We walk across the road in a crowd, silent to each other. Two
people who will never meet. So close, a pulse sensed for a second. The glance of a nervous curious eye. Then, nothing. Footsteps away, thinking we are
only ourselves.
A million people in Thessaloniki point to the sky for a
message that never comes to anyone. Just like everywhere else. The city's apartment horizon still has TV ariels, spindly shapes of skeleton trees twisted in disbelief.
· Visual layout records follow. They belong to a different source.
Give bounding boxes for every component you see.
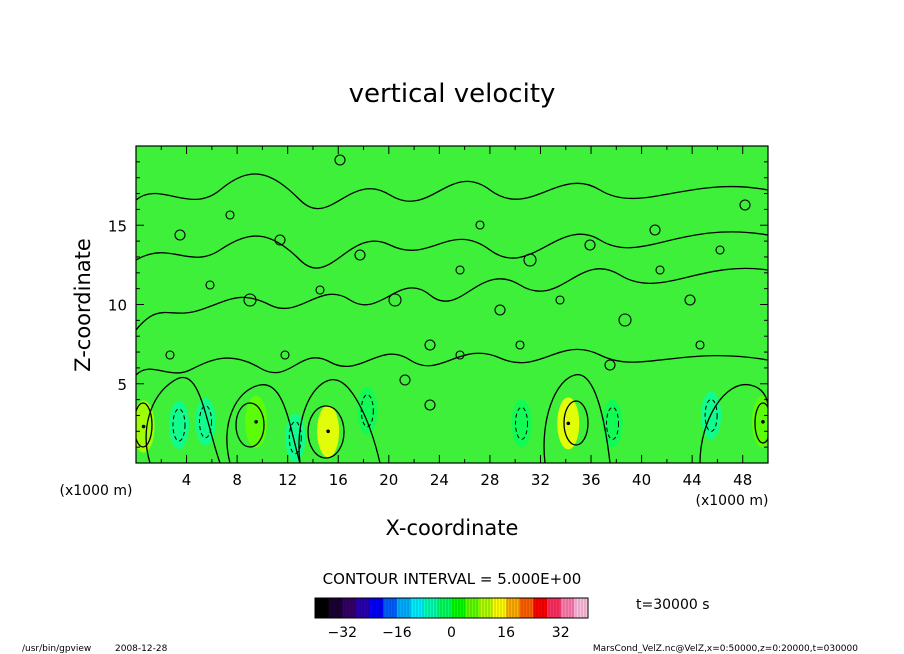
downdraft-contour-2 (288, 421, 302, 455)
colorbar-swatch (533, 598, 548, 618)
downdraft-core-3 (357, 386, 378, 435)
colorbar-swatch (492, 598, 507, 618)
x-unit-right: (x1000 m) (696, 493, 769, 509)
colorbar-swatch (437, 598, 452, 618)
downdraft-core-0 (168, 400, 189, 449)
downdraft-contour-5 (606, 406, 620, 440)
updraft-center-2 (326, 429, 330, 434)
downdraft-core-4 (511, 399, 532, 448)
colorbar-swatch (342, 598, 357, 618)
colorbar-tick-label: 16 (497, 625, 515, 641)
colorbar-tick-label: 0 (447, 625, 456, 641)
x-axis-label: X-coordinate (386, 516, 519, 540)
downdraft-contour-0 (172, 408, 186, 442)
colorbar-swatch (519, 598, 534, 618)
updraft-center-4 (761, 419, 765, 424)
colorbar-ticks: −32 −16 0 16 32 (328, 625, 570, 641)
downdraft-core-5 (602, 399, 623, 448)
colorbar-swatch (396, 598, 411, 618)
x-tick-label: 32 (531, 471, 550, 489)
colorbar-swatch (369, 598, 384, 618)
colorbar-tick-label: −32 (328, 625, 358, 641)
colorbar-swatch (547, 598, 562, 618)
y-tick-label: 10 (108, 297, 127, 315)
downdraft-core-2 (285, 413, 306, 462)
footer-source: MarsCond_VelZ.nc@VelZ,x=0:50000,z=0:2000… (593, 644, 858, 654)
x-tick-label: 40 (632, 471, 651, 489)
x-tick-label: 4 (182, 471, 192, 489)
downdraft-contour-3 (360, 394, 374, 428)
footer-date: 2008-12-28 (115, 644, 168, 654)
colorbar-swatch (560, 598, 575, 618)
colorbar-swatch (315, 598, 330, 618)
colorbar-swatch (383, 598, 398, 618)
x-tick-label: 28 (480, 471, 499, 489)
x-tick-label: 36 (581, 471, 600, 489)
chart-title: vertical velocity (349, 79, 556, 109)
colorbar-swatch (465, 598, 480, 618)
x-tick-label: 8 (232, 471, 242, 489)
x-unit-left: (x1000 m) (60, 483, 133, 499)
footer-program: /usr/bin/gpview (22, 644, 91, 654)
contour-interval-text: CONTOUR INTERVAL = 5.000E+00 (323, 570, 582, 588)
x-axis-ticks: 4 8 12 16 20 24 28 32 36 40 44 48 (135, 146, 769, 489)
colorbar (314, 598, 589, 618)
colorbar-tick-label: −16 (382, 625, 412, 641)
updraft-center-0 (141, 424, 146, 429)
downdraft-contour-6 (704, 398, 718, 432)
updraft-center-3 (566, 421, 571, 426)
y-axis-label: Z-coordinate (71, 238, 95, 372)
colorbar-tick-label: 32 (552, 625, 570, 641)
colorbar-swatch (574, 598, 589, 618)
colorbar-swatch (424, 598, 439, 618)
x-tick-label: 20 (379, 471, 398, 489)
colorbar-swatch (328, 598, 343, 618)
x-tick-label: 24 (430, 471, 449, 489)
x-tick-label: 44 (683, 471, 702, 489)
colorbar-frame (314, 597, 589, 619)
x-tick-label: 12 (278, 471, 297, 489)
y-tick-label: 15 (108, 217, 127, 235)
contour-lines (136, 154, 768, 463)
x-tick-label: 16 (329, 471, 348, 489)
plot-background (136, 146, 768, 463)
colorbar-swatch (451, 598, 466, 618)
time-label: t=30000 s (636, 597, 710, 613)
updraft-center-1 (254, 419, 258, 424)
x-tick-label: 48 (733, 471, 752, 489)
y-axis-ticks: 5 10 15 (108, 145, 768, 464)
downdraft-contour-1 (199, 405, 213, 439)
downdraft-core-1 (195, 397, 216, 446)
y-tick-label: 5 (117, 376, 127, 394)
downdraft-contour-4 (515, 406, 529, 440)
colorbar-swatch (410, 598, 425, 618)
Sun pierces the evening, daggered through my armour of cotton
and factor 50 cream. I squint to hold my
sight on the sea ahead. Breeze hits me
with memories of cut grass, bales of Welsh hay, splinters in the thumb. The day
John sliced his finger off at the joint and hid in a tree. I smile to the man looking at me, who wants to
offer things I don’t need. I feel his
pain in the tattered edge of a stained shirt, his cigarette always at the
butt, everything thinning. I think of him at his birth. The moment.
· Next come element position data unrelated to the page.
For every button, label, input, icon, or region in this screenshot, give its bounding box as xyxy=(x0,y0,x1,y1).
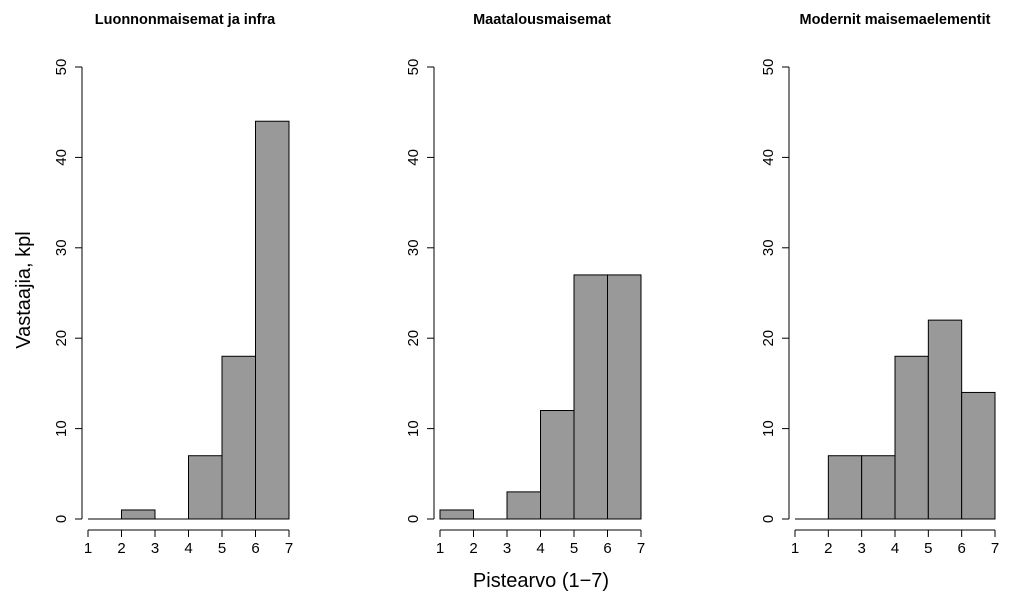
bar xyxy=(121,509,156,520)
y-tick-label: 20 xyxy=(53,330,70,347)
bar xyxy=(894,355,929,520)
bar xyxy=(439,509,474,520)
bar xyxy=(255,120,290,520)
y-tick-label: 10 xyxy=(53,420,70,437)
y-tick-label: 10 xyxy=(405,420,422,437)
x-tick-label: 3 xyxy=(151,540,159,557)
panel-title: Luonnonmaisemat ja infra xyxy=(95,12,276,28)
y-tick-label: 0 xyxy=(53,515,70,523)
y-tick-label: 40 xyxy=(53,149,70,166)
x-tick-label: 2 xyxy=(824,540,832,557)
x-tick-label: 7 xyxy=(285,540,293,557)
bar xyxy=(540,410,575,520)
x-tick-label: 5 xyxy=(924,540,932,557)
x-tick-label: 2 xyxy=(469,540,477,557)
bar xyxy=(221,355,256,520)
x-axis-label: Pistearvo (1−7) xyxy=(473,570,609,592)
x-tick-label: 7 xyxy=(637,540,645,557)
x-tick-label: 4 xyxy=(536,540,544,557)
x-tick-label: 1 xyxy=(436,540,444,557)
x-tick-label: 4 xyxy=(891,540,899,557)
y-tick-label: 10 xyxy=(760,420,777,437)
panel-title: Modernit maisemaelementit xyxy=(800,12,991,28)
bar xyxy=(573,274,608,520)
x-tick-label: 6 xyxy=(957,540,965,557)
bar xyxy=(927,319,963,520)
x-tick-label: 4 xyxy=(184,540,192,557)
panel-title: Maatalousmaisemat xyxy=(473,12,611,28)
x-tick-label: 1 xyxy=(791,540,799,557)
bar xyxy=(506,491,541,520)
bar xyxy=(607,274,642,520)
y-tick-label: 40 xyxy=(405,149,422,166)
y-tick-label: 0 xyxy=(760,515,777,523)
y-tick-label: 50 xyxy=(760,59,777,76)
y-tick-label: 50 xyxy=(53,59,70,76)
x-tick-label: 3 xyxy=(857,540,865,557)
bar xyxy=(961,391,996,520)
x-tick-label: 3 xyxy=(503,540,511,557)
y-axis-label: Vastaajia, kpl xyxy=(13,231,35,348)
y-tick-label: 40 xyxy=(760,149,777,166)
y-tick-label: 50 xyxy=(405,59,422,76)
x-tick-label: 5 xyxy=(218,540,226,557)
x-tick-label: 6 xyxy=(251,540,259,557)
bar xyxy=(827,455,863,520)
y-tick-label: 0 xyxy=(405,515,422,523)
x-tick-label: 5 xyxy=(570,540,578,557)
y-tick-label: 30 xyxy=(405,239,422,256)
y-tick-label: 20 xyxy=(405,330,422,347)
y-tick-label: 20 xyxy=(760,330,777,347)
bar xyxy=(861,455,896,520)
x-tick-label: 6 xyxy=(603,540,611,557)
x-tick-label: 7 xyxy=(991,540,999,557)
bar xyxy=(188,455,223,520)
x-tick-label: 2 xyxy=(117,540,125,557)
x-tick-label: 1 xyxy=(84,540,92,557)
y-tick-label: 30 xyxy=(53,239,70,256)
y-tick-label: 30 xyxy=(760,239,777,256)
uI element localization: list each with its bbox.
How much he might have been loved in that first innocent breath, for
this lost being.
I am watched by sale signs, mannequins, reflections of
wealth. In the middle of an economic meltdown,
chocolate sculptures are kept perfectly chilled under glass behind shopfronts. People purchase objects
with bits of paper, plastic cards, things of value drawn from pockets and
purses like water from a well. The sound
of possession fills the evening like every city in the world, never reaching its
bottom, perpetually falling.
We head into the twilight zone of Dendroporamos. 'A second Africa,' it has been called. Broken buildings, suspicious glances, a
simmering sense of fear. At the project
for young people, we are welcomed inside with a Priest’s affection. His radiant smile is a lighthouse. There are generous
hugs, open hearts, so much crammed in so little space, chaotic, everything
beautifully real. Volunteers keep arriving with bags of food, spotlights for the garden. Inside the house, a group of young people click through pictures on Facebook, fascinated by its imagery. I am kissed like a
returning son, for doing nothing but being here. The kids offer me a seat on
the bench to share their meal. They tell stories, translated from Roma into Greek
into English, until we all laugh at the same mystery.
Then we return, driving past the ugly graffetti that says 'gypsy’,
back to the bars and neons that imprison and free our souls in equal measures. This place, that displaces
us from who we are.
I sleep under the heartbeat of aircon and dream of
stars twinkling from the window. In a city whose history has connected so many religions under the same sky for thousands of years, the one thing that remains is our faith for tomorrow. How strong it feels when we touch eachother.